We frequently hear from secular astronomers about star formation in molecular clouds. No kidding? How long does it take? Oh, tens of millions of years if you accept deep-time cogitating. Fact is, nobody has ever seen a star form. That doesn't stop the cosmic evolutionists from stating their opinions as fact, thought. One creationist astronomer has the essential attitude of, "So what? Even if stars did form, they're using existing materials, and stars are not all that complex anyway". Seems reasonable to me.

Secular astronomers and their religious sympathizers claim that they can see stars forming. This involves massive conjecture, assumptions, and defying the laws of physics.
Circinus Molecular Cloud Complex image credit: NASA / JPL-Caltech / UCLA
The years have not been kind to star formation proponents. They still have to find ways to defy the laws of physics, and give some kind of plausibility for their uniformitarian ideas. Why is this so difficult? Because science does not support the Big Bang, deep time, or cosmic evolution. Instead, science supports recent creation.
In almost any standard university astrophysics text you will find a chapter on star formation. Stars are alleged to have formed, and still do form, from giant clouds of molecular hydrogen gas. That is the standard party line. Thus it follows from standard big bang thinking that they were not created by the Creator on the fourth day of Creation week as outlined in Genesis 1, but naturally condensed out of gas (and dust) under the force of gravity only.

Nowadays you can read about dark matter as the seeds of the formation of galaxies and hence stars. But dark matter is still just a hypothetical substance. So how does star formation stack up without invoking such stuff? What physics can explain the alleged collapse of giant molecular clouds (GMC) to form stars? What were/are the typical explanations for star formation when dark matter was/is not assumed? And what unprovable uniformitarian assumptions are required?

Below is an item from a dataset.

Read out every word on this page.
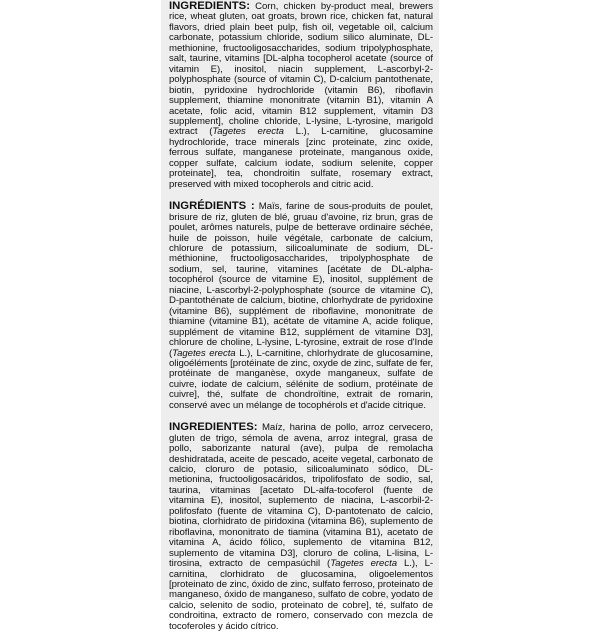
INGREDIENTS: Corn, chicken by-product meal, brewers rice, wheat gluten, oat groats, brown rice, chicken fat, natural flavors, dried plain beet pulp, fish oil, vegetable oil, calcium carbonate, potassium chloride, sodium silico aluminate, DL-methionine, fructooligosaccharides, sodium tripolyphosphate, salt, taurine, vitamins [DL-alpha tocopherol acetate (source of vitamin E), inositol, niacin supplement, L-ascorbyl-2-polyphosphate (source of vitamin C), D-calcium pantothenate, biotin, pyridoxine hydrochloride (vitamin B6), riboflavin supplement, thiamine mononitrate (vitamin B1), vitamin A acetate, folic acid, vitamin B12 supplement, vitamin D3 supplement], choline chloride, L-lysine, L-tyrosine, marigold extract (Tagetes erecta L.), L-carnitine, glucosamine hydrochloride, trace minerals [zinc proteinate, zinc oxide, ferrous sulfate, manganese proteinate, manganous oxide, copper sulfate, calcium iodate, sodium selenite, copper proteinate], tea, chondroitin sulfate, rosemary extract, preserved with mixed tocopherols and citric acid.

INGRÉDIENTS : Maïs, farine de sous-produits de poulet, brisure de riz, gluten de blé, gruau d'avoine, riz brun, gras de poulet, arômes naturels, pulpe de betterave ordinaire séchée, huile de poisson, huile végétale, carbonate de calcium, chlorure de potassium, silicoaluminate de sodium, DL-méthionine, fructooligosaccharides, tripolyphosphate de sodium, sel, taurine, vitamines [acétate de DL-alpha-tocophérol (source de vitamine E), inositol, supplément de niacine, L-ascorbyl-2-polyphosphate (source de vitamine C), D-pantothénate de calcium, biotine, chlorhydrate de pyridoxine (vitamine B6), supplément de riboflavine, mononitrate de thiamine (vitamine B1), acétate de vitamine A, acide folique, supplément de vitamine B12, supplément de vitamine D3], chlorure de choline, L-lysine, L-tyrosine, extrait de rose d'Inde (Tagetes erecta L.), L-carnitine, chlorhydrate de glucosamine, oligoéléments [protéinate de zinc, oxyde de zinc, sulfate de fer, protéinate de manganèse, oxyde manganeux, sulfate de cuivre, iodate de calcium, sélénite de sodium, protéinate de cuivre], thé, sulfate de chondroïtine, extrait de romarin, conservé avec un mélange de tocophérols et d'acide citrique.

INGREDIENTES: Maíz, harina de pollo, arroz cervecero, gluten de trigo, sémola de avena, arroz integral, grasa de pollo, saborizante natural (ave), pulpa de remolacha deshidratada, aceite de pescado, aceite vegetal, carbonato de calcio, cloruro de potasio, silicoaluminato sódico, DL-metionina, fructooligosacáridos, tripolifosfato de sodio, sal, taurina, vitaminas [acetato DL-alfa-tocoferol (fuente de vitamina E), inositol, suplemento de niacina, L-ascorbil-2-polifosfato (fuente de vitamina C), D-pantotenato de calcio, biotina, clorhidrato de piridoxina (vitamina B6), suplemento de riboflavina, mononitrato de tiamina (vitamina B1), acetato de vitamina A, ácido fólico, suplemento de vitamina B12, suplemento de vitamina D3], cloruro de colina, L-lisina, L-tirosina, extracto de cempasúchil (Tagetes erecta L.), L-carnitina, clorhidrato de glucosamina, oligoelementos [proteinato de zinc, óxido de zinc, sulfato ferroso, proteinato de manganeso, óxido de manganeso, sulfato de cobre, yodato de calcio, selenito de sodio, proteinato de cobre], té, sulfato de condroitina, extracto de romero, conservado con mezcla de tocoferoles y ácido cítrico.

To discover the answer to these questions I went to (and hence I quote extensively from) a standard 1996 first year university astrophysics text “An Introduction to Modern Astrophysics” (1st Edition) by Carroll & Ostlie, hereafter referred to as Carroll & Ostlie. I also looked at what the authors might have added in terms of overcoming some of the problems for star formation, a decade later, in their 2nd Edition, and found no substantive improvements.